Sadness increases subjective experience of pain

Sadness increases subjective experience of pain
Sadness increases subjective experience of pain

HealthDay News -- Patients who experienced pain in a sad emotional context vs. a neutral or happy context, reported higher pain intensity scores and had greater pain-evoked cortical activity in the brain, results from a small study show.

"These results suggest that observing sad emotion can modulate both subjective sensitivity and neural activity, and that emotional context is an important factor for understanding pain in human beings," Atsuo Yoshino, MD, of Hiroshima University in Japan, and colleagues wrote in the Journal of Pain.

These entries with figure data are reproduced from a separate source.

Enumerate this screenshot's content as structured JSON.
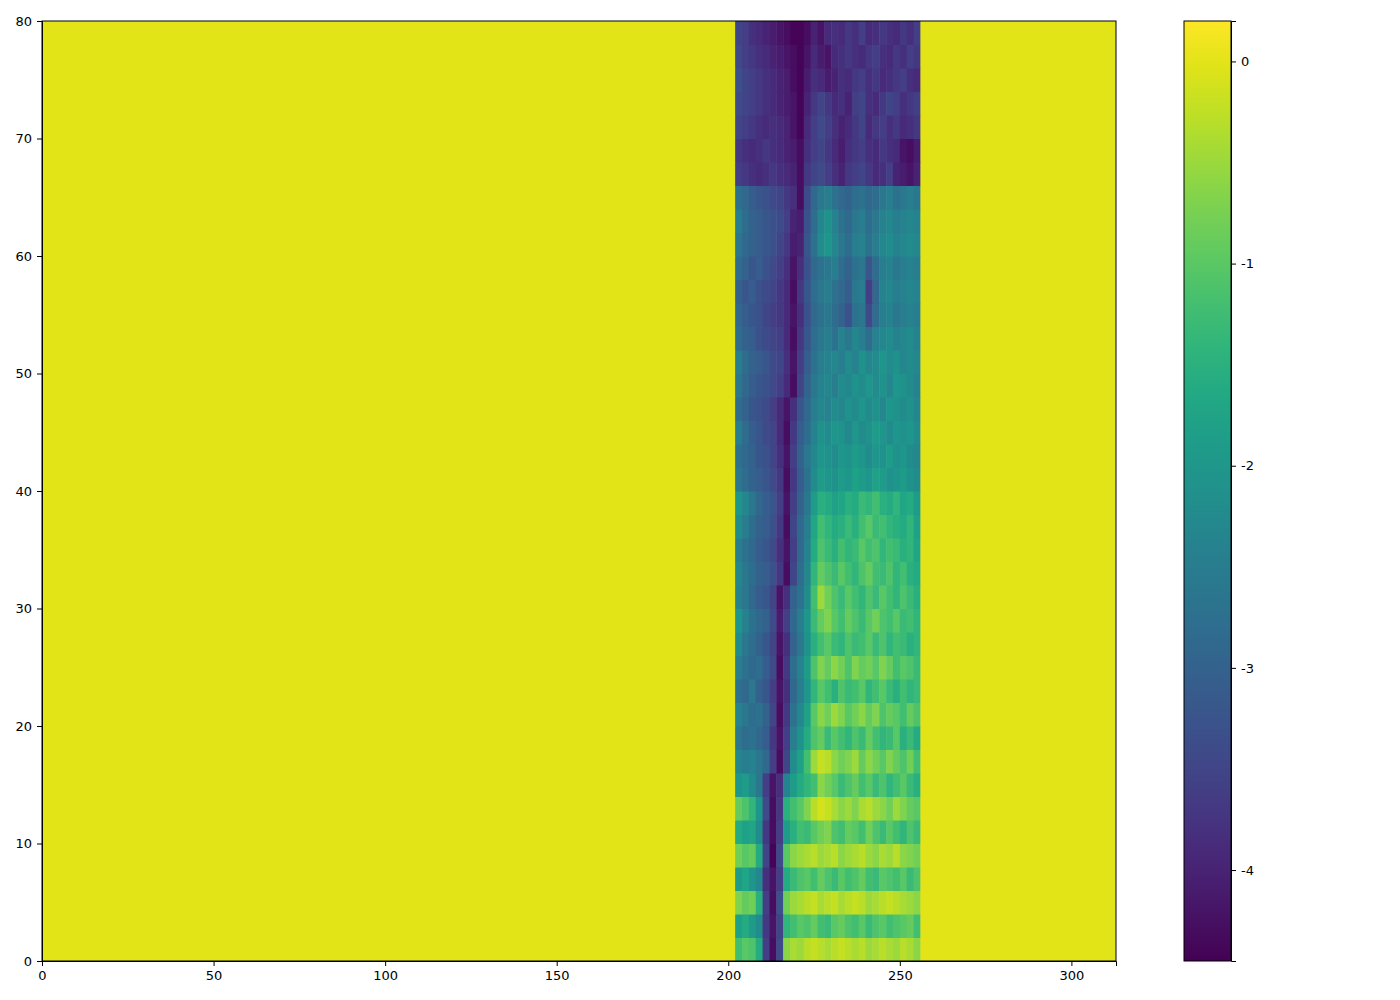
{
  "chart_data": {
    "type": "heatmap",
    "xlim": [
      0,
      313
    ],
    "ylim": [
      0,
      80
    ],
    "xticks": [
      0,
      50,
      100,
      150,
      200,
      250,
      300
    ],
    "yticks": [
      0,
      10,
      20,
      30,
      40,
      50,
      60,
      70,
      80
    ],
    "x_edges": [
      0,
      202,
      204,
      206,
      208,
      210,
      212,
      214,
      216,
      218,
      220,
      222,
      224,
      226,
      228,
      230,
      232,
      234,
      236,
      238,
      240,
      242,
      244,
      246,
      248,
      250,
      252,
      254,
      256,
      313
    ],
    "y_edges": [
      0,
      2,
      4,
      6,
      8,
      10,
      12,
      14,
      16,
      18,
      20,
      22,
      24,
      26,
      28,
      30,
      32,
      34,
      36,
      38,
      40,
      42,
      44,
      46,
      48,
      50,
      52,
      54,
      56,
      58,
      60,
      62,
      64,
      66,
      68,
      70,
      72,
      74,
      76,
      78,
      80
    ],
    "z": [
      [
        0,
        -1.2,
        -1.0,
        -1.1,
        -1.6,
        -3.6,
        -4.3,
        -3.4,
        -0.6,
        -0.4,
        -0.5,
        -0.3,
        -0.2,
        -0.3,
        -0.4,
        -0.3,
        -0.2,
        -0.3,
        -0.4,
        -0.3,
        -0.5,
        -0.4,
        -0.3,
        -0.4,
        -0.5,
        -0.3,
        -0.4,
        -0.6,
        0
      ],
      [
        0,
        -1.8,
        -1.6,
        -1.9,
        -2.2,
        -3.7,
        -4.2,
        -3.5,
        -1.4,
        -1.2,
        -1.0,
        -1.1,
        -0.9,
        -1.2,
        -1.3,
        -1.0,
        -0.9,
        -1.1,
        -1.2,
        -1.0,
        -1.3,
        -1.1,
        -1.0,
        -1.2,
        -1.1,
        -1.0,
        -0.9,
        -1.2,
        0
      ],
      [
        0,
        -0.7,
        -0.9,
        -0.8,
        -1.5,
        -3.6,
        -4.3,
        -3.3,
        -0.8,
        -0.5,
        -0.4,
        -0.3,
        -0.2,
        -0.4,
        -0.3,
        -0.2,
        -0.4,
        -0.3,
        -0.2,
        -0.3,
        -0.5,
        -0.4,
        -0.3,
        -0.2,
        -0.3,
        -0.4,
        -0.5,
        -0.6,
        0
      ],
      [
        0,
        -1.9,
        -1.7,
        -2.0,
        -2.3,
        -3.8,
        -4.2,
        -3.6,
        -1.6,
        -1.3,
        -1.1,
        -1.0,
        -1.2,
        -0.9,
        -1.1,
        -1.3,
        -1.0,
        -1.2,
        -1.1,
        -0.9,
        -1.2,
        -1.3,
        -1.0,
        -1.1,
        -1.2,
        -1.0,
        -1.3,
        -1.1,
        0
      ],
      [
        0,
        -0.8,
        -1.0,
        -0.9,
        -1.6,
        -3.5,
        -4.4,
        -3.4,
        -1.0,
        -0.6,
        -0.5,
        -0.4,
        -0.3,
        -0.5,
        -0.4,
        -0.3,
        -0.6,
        -0.5,
        -0.4,
        -0.3,
        -0.5,
        -0.6,
        -0.4,
        -0.5,
        -0.3,
        -0.6,
        -0.7,
        -0.8,
        0
      ],
      [
        0,
        -1.6,
        -1.8,
        -1.7,
        -2.2,
        -3.7,
        -4.3,
        -3.6,
        -1.9,
        -1.5,
        -1.2,
        -1.3,
        -1.0,
        -0.8,
        -0.7,
        -1.1,
        -1.2,
        -0.9,
        -1.0,
        -1.2,
        -0.8,
        -1.1,
        -1.3,
        -1.0,
        -1.2,
        -1.4,
        -1.1,
        -1.3,
        0
      ],
      [
        0,
        -0.9,
        -1.1,
        -1.4,
        -2.0,
        -3.4,
        -4.3,
        -3.7,
        -1.5,
        -1.2,
        -1.0,
        -0.7,
        -0.3,
        -0.1,
        -0.2,
        -0.4,
        -0.6,
        -0.5,
        -0.7,
        -0.4,
        -0.3,
        -0.5,
        -0.6,
        -0.8,
        -0.5,
        -0.7,
        -0.9,
        -1.0,
        0
      ],
      [
        0,
        -2.0,
        -1.9,
        -2.2,
        -2.6,
        -3.6,
        -4.2,
        -3.8,
        -2.4,
        -1.9,
        -1.6,
        -1.4,
        -1.2,
        -0.6,
        -0.8,
        -1.0,
        -1.3,
        -1.1,
        -0.9,
        -1.2,
        -1.0,
        -1.3,
        -1.1,
        -1.4,
        -1.2,
        -1.0,
        -1.3,
        -1.5,
        0
      ],
      [
        0,
        -2.3,
        -2.5,
        -2.4,
        -2.6,
        -2.9,
        -3.6,
        -4.3,
        -3.5,
        -2.2,
        -1.8,
        -1.2,
        -0.5,
        -0.2,
        -0.3,
        -0.6,
        -0.8,
        -0.7,
        -0.5,
        -0.9,
        -0.6,
        -0.8,
        -1.0,
        -0.7,
        -0.9,
        -1.1,
        -0.8,
        -1.2,
        0
      ],
      [
        0,
        -2.6,
        -2.8,
        -2.7,
        -2.9,
        -3.1,
        -3.7,
        -4.2,
        -3.6,
        -2.5,
        -2.1,
        -1.6,
        -1.1,
        -0.9,
        -1.3,
        -1.0,
        -1.2,
        -1.4,
        -1.1,
        -1.3,
        -0.9,
        -1.2,
        -1.4,
        -1.3,
        -1.0,
        -1.5,
        -1.3,
        -1.6,
        0
      ],
      [
        0,
        -2.4,
        -2.6,
        -2.8,
        -2.7,
        -3.0,
        -3.5,
        -4.3,
        -3.7,
        -2.7,
        -2.3,
        -1.8,
        -1.0,
        -0.6,
        -0.8,
        -0.5,
        -0.7,
        -1.0,
        -0.8,
        -0.6,
        -0.9,
        -0.7,
        -1.1,
        -0.9,
        -1.0,
        -1.2,
        -0.9,
        -1.1,
        0
      ],
      [
        0,
        -2.7,
        -2.9,
        -2.6,
        -3.0,
        -3.2,
        -3.6,
        -4.2,
        -3.8,
        -2.9,
        -2.5,
        -2.0,
        -1.4,
        -1.0,
        -1.2,
        -1.5,
        -1.1,
        -1.3,
        -1.2,
        -1.0,
        -1.4,
        -1.2,
        -1.0,
        -1.3,
        -1.5,
        -1.2,
        -1.4,
        -1.3,
        0
      ],
      [
        0,
        -2.5,
        -2.7,
        -2.9,
        -2.8,
        -3.1,
        -3.4,
        -4.3,
        -3.7,
        -2.8,
        -2.4,
        -1.9,
        -1.1,
        -0.7,
        -0.9,
        -0.6,
        -0.8,
        -1.1,
        -0.7,
        -0.9,
        -0.8,
        -1.0,
        -0.7,
        -0.9,
        -1.2,
        -1.0,
        -1.1,
        -1.3,
        0
      ],
      [
        0,
        -2.2,
        -2.6,
        -2.8,
        -3.0,
        -3.2,
        -3.5,
        -4.2,
        -3.8,
        -3.0,
        -2.6,
        -2.1,
        -1.5,
        -1.2,
        -1.0,
        -1.3,
        -1.4,
        -1.1,
        -1.3,
        -1.2,
        -1.0,
        -1.3,
        -1.1,
        -1.4,
        -1.2,
        -1.3,
        -1.5,
        -1.4,
        0
      ],
      [
        0,
        -2.0,
        -2.4,
        -2.7,
        -2.9,
        -3.0,
        -3.4,
        -4.1,
        -3.6,
        -2.9,
        -2.5,
        -2.0,
        -1.3,
        -0.9,
        -0.7,
        -1.0,
        -1.2,
        -0.9,
        -1.1,
        -1.3,
        -1.0,
        -0.8,
        -1.1,
        -1.2,
        -1.0,
        -1.3,
        -1.2,
        -1.4,
        0
      ],
      [
        0,
        -2.4,
        -2.6,
        -2.9,
        -3.1,
        -3.2,
        -3.5,
        -4.2,
        -3.8,
        -3.0,
        -2.7,
        -2.2,
        -1.2,
        -0.5,
        -0.8,
        -1.1,
        -1.3,
        -1.0,
        -1.2,
        -1.4,
        -1.1,
        -1.3,
        -1.0,
        -1.2,
        -1.4,
        -1.1,
        -1.3,
        -1.5,
        0
      ],
      [
        0,
        -2.3,
        -2.6,
        -2.8,
        -3.0,
        -3.1,
        -3.3,
        -3.7,
        -4.3,
        -3.5,
        -2.8,
        -2.3,
        -1.4,
        -0.9,
        -1.1,
        -1.3,
        -1.0,
        -1.2,
        -1.4,
        -1.1,
        -0.9,
        -1.2,
        -1.3,
        -1.1,
        -1.4,
        -1.2,
        -1.5,
        -1.6,
        0
      ],
      [
        0,
        -2.5,
        -2.7,
        -2.9,
        -3.1,
        -3.2,
        -3.4,
        -3.8,
        -4.2,
        -3.6,
        -2.9,
        -2.4,
        -1.6,
        -1.1,
        -1.3,
        -1.5,
        -1.2,
        -1.4,
        -1.3,
        -1.0,
        -1.2,
        -1.1,
        -1.4,
        -1.2,
        -1.3,
        -1.5,
        -1.4,
        -1.7,
        0
      ],
      [
        0,
        -2.2,
        -2.5,
        -2.8,
        -3.0,
        -3.1,
        -3.3,
        -3.7,
        -4.3,
        -3.5,
        -2.9,
        -2.5,
        -1.7,
        -1.2,
        -1.4,
        -1.6,
        -1.5,
        -1.3,
        -1.5,
        -1.2,
        -1.0,
        -1.3,
        -1.2,
        -1.4,
        -1.5,
        -1.6,
        -1.4,
        -1.8,
        0
      ],
      [
        0,
        -2.0,
        -2.3,
        -2.6,
        -2.9,
        -3.1,
        -3.2,
        -3.6,
        -4.2,
        -3.6,
        -3.0,
        -2.6,
        -1.9,
        -1.5,
        -1.6,
        -1.8,
        -1.7,
        -1.5,
        -1.6,
        -1.3,
        -1.4,
        -1.2,
        -1.5,
        -1.6,
        -1.4,
        -1.7,
        -1.6,
        -1.9,
        0
      ],
      [
        0,
        -2.6,
        -2.8,
        -3.0,
        -3.1,
        -3.2,
        -3.4,
        -3.7,
        -4.3,
        -3.7,
        -3.1,
        -2.7,
        -2.2,
        -1.9,
        -2.0,
        -2.1,
        -1.9,
        -2.0,
        -1.8,
        -1.9,
        -2.0,
        -1.8,
        -1.9,
        -2.1,
        -2.0,
        -1.9,
        -2.1,
        -2.2,
        0
      ],
      [
        0,
        -2.7,
        -2.9,
        -3.0,
        -3.2,
        -3.3,
        -3.5,
        -3.8,
        -4.2,
        -3.6,
        -3.0,
        -2.6,
        -2.3,
        -2.0,
        -2.1,
        -2.2,
        -2.0,
        -2.1,
        -1.9,
        -2.0,
        -2.2,
        -2.0,
        -2.1,
        -1.9,
        -2.1,
        -2.0,
        -2.2,
        -2.3,
        0
      ],
      [
        0,
        -2.5,
        -2.8,
        -3.1,
        -3.2,
        -3.4,
        -3.5,
        -3.9,
        -4.3,
        -3.7,
        -3.1,
        -2.8,
        -2.4,
        -2.1,
        -2.2,
        -2.0,
        -2.1,
        -2.3,
        -2.0,
        -2.2,
        -2.1,
        -1.9,
        -2.0,
        -2.2,
        -2.0,
        -2.1,
        -2.0,
        -2.2,
        0
      ],
      [
        0,
        -2.8,
        -3.0,
        -3.2,
        -3.3,
        -3.4,
        -3.6,
        -3.9,
        -4.2,
        -3.8,
        -3.2,
        -2.9,
        -2.5,
        -2.3,
        -2.4,
        -2.2,
        -2.3,
        -2.1,
        -2.2,
        -2.0,
        -2.2,
        -2.1,
        -2.3,
        -2.0,
        -2.1,
        -2.2,
        -2.1,
        -2.3,
        0
      ],
      [
        0,
        -2.6,
        -2.9,
        -3.1,
        -3.2,
        -3.3,
        -3.4,
        -3.6,
        -3.9,
        -4.3,
        -3.5,
        -3.0,
        -2.6,
        -2.4,
        -2.3,
        -2.5,
        -2.2,
        -2.3,
        -2.1,
        -2.2,
        -2.0,
        -2.2,
        -2.1,
        -2.3,
        -2.0,
        -2.1,
        -2.2,
        -2.4,
        0
      ],
      [
        0,
        -2.5,
        -2.8,
        -3.0,
        -3.1,
        -3.2,
        -3.4,
        -3.5,
        -3.8,
        -4.2,
        -3.6,
        -3.1,
        -2.7,
        -2.5,
        -2.4,
        -2.3,
        -2.5,
        -2.2,
        -2.4,
        -2.1,
        -2.3,
        -2.2,
        -2.0,
        -2.2,
        -2.1,
        -2.3,
        -2.2,
        -2.3,
        0
      ],
      [
        0,
        -2.8,
        -3.0,
        -3.1,
        -3.3,
        -3.4,
        -3.5,
        -3.6,
        -3.9,
        -4.3,
        -3.7,
        -3.2,
        -2.8,
        -2.6,
        -2.5,
        -2.7,
        -2.4,
        -2.6,
        -2.3,
        -2.5,
        -2.8,
        -2.4,
        -2.3,
        -2.2,
        -2.4,
        -2.3,
        -2.2,
        -2.4,
        0
      ],
      [
        0,
        -2.9,
        -3.1,
        -3.2,
        -3.3,
        -3.5,
        -3.6,
        -3.7,
        -3.9,
        -4.2,
        -3.8,
        -3.3,
        -2.9,
        -2.7,
        -2.6,
        -2.8,
        -3.0,
        -3.3,
        -2.7,
        -2.6,
        -3.4,
        -2.8,
        -2.5,
        -2.4,
        -2.6,
        -2.5,
        -2.4,
        -2.5,
        0
      ],
      [
        0,
        -3.0,
        -3.2,
        -3.1,
        -3.3,
        -3.4,
        -3.5,
        -3.7,
        -3.9,
        -4.3,
        -3.7,
        -3.2,
        -2.8,
        -2.6,
        -2.5,
        -2.7,
        -2.9,
        -3.1,
        -2.6,
        -2.5,
        -3.6,
        -2.9,
        -2.4,
        -2.3,
        -2.5,
        -2.4,
        -2.3,
        -2.4,
        0
      ],
      [
        0,
        -2.8,
        -3.0,
        -3.2,
        -3.1,
        -3.3,
        -3.4,
        -3.6,
        -3.8,
        -4.2,
        -3.8,
        -3.3,
        -2.9,
        -2.7,
        -2.6,
        -2.5,
        -2.8,
        -3.0,
        -2.7,
        -2.6,
        -3.2,
        -2.8,
        -2.5,
        -2.4,
        -2.6,
        -2.5,
        -2.4,
        -2.5,
        0
      ],
      [
        0,
        -2.6,
        -2.9,
        -3.0,
        -3.1,
        -3.2,
        -3.3,
        -3.5,
        -3.7,
        -4.1,
        -4.0,
        -3.2,
        -2.7,
        -2.2,
        -2.0,
        -2.3,
        -2.6,
        -2.8,
        -2.5,
        -2.4,
        -2.7,
        -2.5,
        -2.3,
        -2.2,
        -2.4,
        -2.3,
        -2.2,
        -2.3,
        0
      ],
      [
        0,
        -2.5,
        -2.8,
        -3.0,
        -3.1,
        -3.2,
        -3.3,
        -3.4,
        -3.6,
        -4.0,
        -4.1,
        -3.3,
        -2.8,
        -2.3,
        -2.1,
        -2.4,
        -2.7,
        -2.9,
        -2.6,
        -2.5,
        -2.8,
        -2.6,
        -2.4,
        -2.3,
        -2.5,
        -2.4,
        -2.3,
        -2.4,
        0
      ],
      [
        0,
        -2.7,
        -2.9,
        -3.1,
        -3.2,
        -3.3,
        -3.4,
        -3.5,
        -3.7,
        -3.8,
        -4.3,
        -3.4,
        -2.9,
        -2.6,
        -2.5,
        -2.7,
        -2.9,
        -3.0,
        -2.8,
        -2.7,
        -2.9,
        -2.8,
        -2.6,
        -2.5,
        -2.7,
        -2.6,
        -2.5,
        -2.6,
        0
      ],
      [
        0,
        -3.6,
        -3.7,
        -3.8,
        -3.9,
        -3.8,
        -3.7,
        -3.8,
        -3.9,
        -4.0,
        -4.3,
        -3.7,
        -3.5,
        -3.4,
        -3.6,
        -3.8,
        -4.0,
        -3.7,
        -3.6,
        -3.5,
        -3.7,
        -3.9,
        -3.8,
        -3.6,
        -4.0,
        -4.1,
        -4.2,
        -4.0,
        0
      ],
      [
        0,
        -3.7,
        -3.8,
        -3.9,
        -3.8,
        -3.7,
        -3.8,
        -3.9,
        -4.0,
        -4.1,
        -4.3,
        -3.8,
        -3.6,
        -3.5,
        -3.7,
        -3.9,
        -4.1,
        -3.8,
        -3.7,
        -3.6,
        -3.8,
        -3.9,
        -3.7,
        -3.8,
        -3.9,
        -4.2,
        -4.3,
        -4.1,
        0
      ],
      [
        0,
        -3.5,
        -3.6,
        -3.7,
        -3.8,
        -3.9,
        -3.8,
        -3.9,
        -4.0,
        -4.2,
        -4.4,
        -3.9,
        -3.6,
        -3.4,
        -3.6,
        -3.8,
        -4.0,
        -3.9,
        -3.7,
        -3.5,
        -3.9,
        -3.7,
        -3.6,
        -3.8,
        -3.7,
        -3.9,
        -3.8,
        -3.7,
        0
      ],
      [
        0,
        -3.4,
        -3.5,
        -3.6,
        -3.7,
        -3.8,
        -3.9,
        -4.0,
        -4.1,
        -4.2,
        -4.4,
        -4.0,
        -3.7,
        -3.5,
        -3.7,
        -3.9,
        -3.8,
        -4.0,
        -3.6,
        -3.5,
        -3.8,
        -3.9,
        -3.7,
        -3.5,
        -3.6,
        -3.8,
        -3.7,
        -3.6,
        0
      ],
      [
        0,
        -3.3,
        -3.5,
        -3.6,
        -3.7,
        -3.8,
        -3.9,
        -4.0,
        -4.1,
        -4.3,
        -4.4,
        -4.1,
        -3.8,
        -3.9,
        -4.1,
        -4.0,
        -3.8,
        -3.9,
        -3.7,
        -3.6,
        -3.8,
        -3.7,
        -3.9,
        -3.8,
        -3.7,
        -3.6,
        -3.8,
        -3.9,
        0
      ],
      [
        0,
        -3.4,
        -3.6,
        -3.7,
        -3.8,
        -3.9,
        -4.0,
        -4.1,
        -4.2,
        -4.3,
        -4.4,
        -4.2,
        -3.9,
        -4.1,
        -4.2,
        -3.9,
        -3.8,
        -3.7,
        -3.8,
        -3.9,
        -3.7,
        -3.6,
        -3.8,
        -3.9,
        -3.7,
        -3.8,
        -3.6,
        -3.7,
        0
      ],
      [
        0,
        -3.5,
        -3.6,
        -3.8,
        -3.9,
        -4.0,
        -4.1,
        -4.2,
        -4.3,
        -4.4,
        -4.4,
        -4.3,
        -4.0,
        -4.2,
        -3.9,
        -3.8,
        -3.9,
        -3.7,
        -3.8,
        -3.6,
        -3.9,
        -3.8,
        -3.7,
        -3.8,
        -3.9,
        -3.7,
        -3.8,
        -3.6,
        0
      ]
    ],
    "colorbar": {
      "range": [
        -4.45,
        0.2
      ],
      "ticks": [
        0,
        -1,
        -2,
        -3,
        -4
      ]
    }
  }
}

Previous psychological studies have shown that emotions can affect a person's subjective pain threshold. To study this phenomenon further, Yoshino and colleagues used magnetoencephalography to evaluate pain experienced when participants were exposed to sad, happy and neutral emotional contexts as presented by facial stimuli.

The study included 19 healthy individuals, aged 20 to 30 years. Participants self-rated their pain intensity, and researchers measured cortical beta rhythms using a 306-channel neuromagnetometer.

They foun that subjective pain ratings were higher in the sad emotional context compared with happy or neutral contexts. Furthermore, when patients were exposed to pain in a sad emotional context, cortical beta rhythms corresponded with larger event-related desynchronization of lower beta bands in the right hemisphere of patients' brains than with pain experienced in happy emotional context.

"In conclusion, our results provide evidence that people tend to show higher pain sensitivities when they are feeling sad, and that the cortical oscillations (event-related desynchronization/event-related synchronization) in response to pain stimuli are particularly changeable under such conditions," the researchers wrote.

Yoshino A et al. J Pain. 2012; 13(7): 628-635.